Copy and translation of amendment) Submission (Article 184-8 of the Patent Law) August 23, 1994

Claims (5)

[Claims] 1. General formula: ▲There are mathematical formulas, chemical formulas, tables, etc.▼In the formula (I), R is single stage: ▲Contains mathematical formulas, chemical formulas, tables, etc.▼ represents the group of X is oxygen atom, carbonyl, hydroxymethylene, carboxamide, methylene carbonyl, carbonylvinylene or vinylenecarbonyl group, and 3-(3-pyridyl)-1H, where Y is a carbocyclic or heterocyclic aromatic group, 3H-pyrrolo[1,2-c]thiazole-7-carboxamide derivative, that in the form of their stereoisomers or mixtures thereof as well as their salts, medical treatment intended for the prevention and/or therapeutic treatment of retroviral infections; Application in the manufacture of products. 2. The medical product is specifically intended for the prevention and/or treatment of AIDS. Application of Claim 1. 3.3-(3-pyridyl)-1H,3H-pyrrolo[1,2-c]thiazole-7 - The symbol Y of the carboxamide derivative represents a phenyl, thienyl or pyridyl group.
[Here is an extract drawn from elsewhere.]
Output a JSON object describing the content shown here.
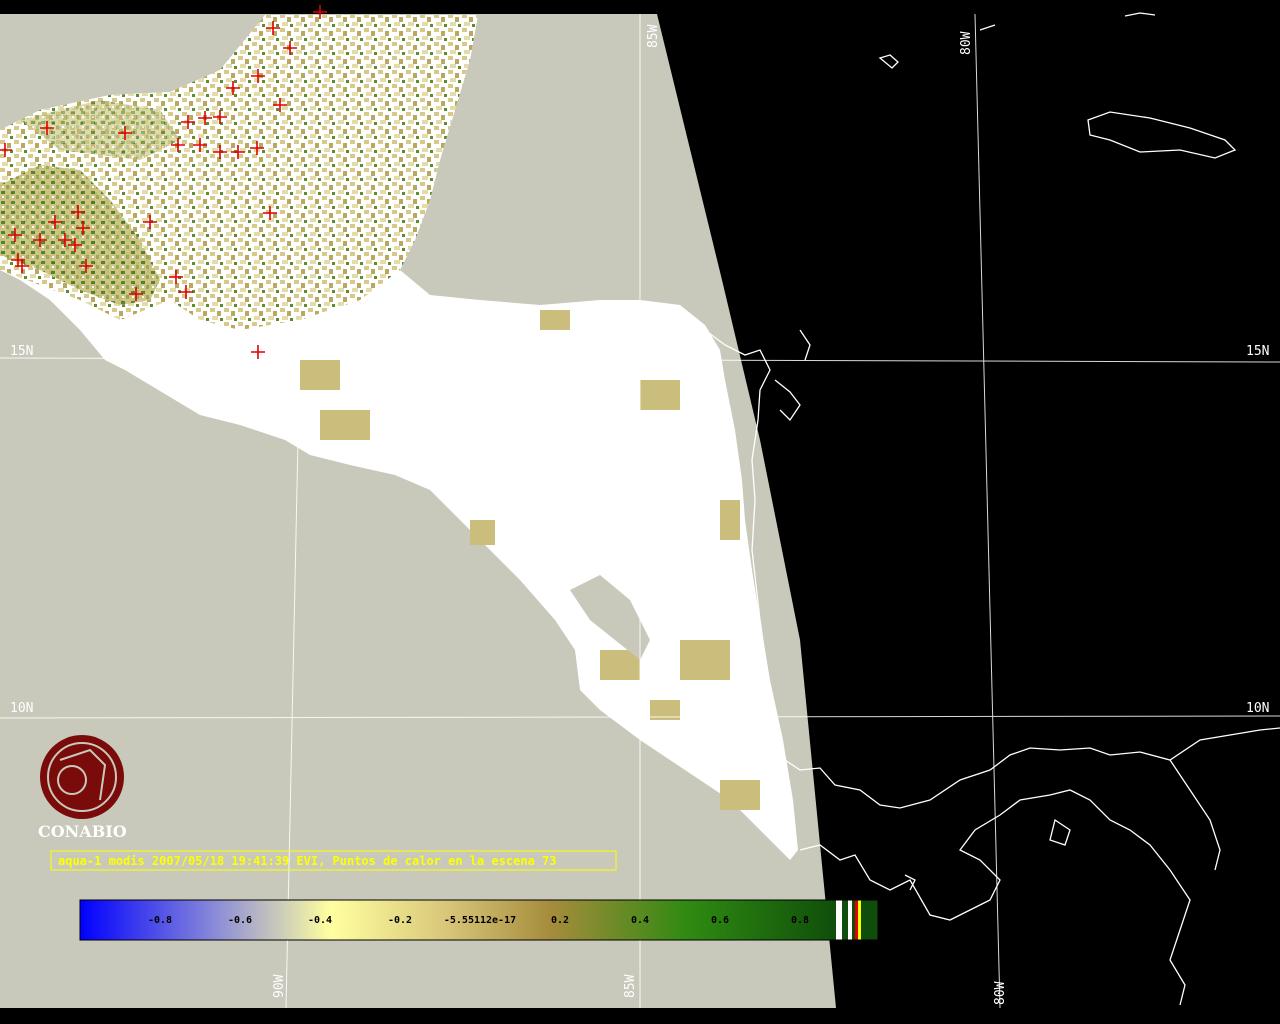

Application of claim 1 or 2, characterized in that: 4. Compatible and pharmaceutically acceptable products of claims 1 or 3 characterized by being mixed with one or more diluents or adjuvants, Agents intended for the prophylactic and/or curative treatment of retroviral infections Method for producing the composition. 5. X is a carboxamide or hydroxymethylene group, and Y is a claimed The novel 3-(3-pyridine) of claim 1 as defined in claim 1 of )-1H,3H-pyrrolo[1,2-c]thiazole-7-carboxamide derivative conductor.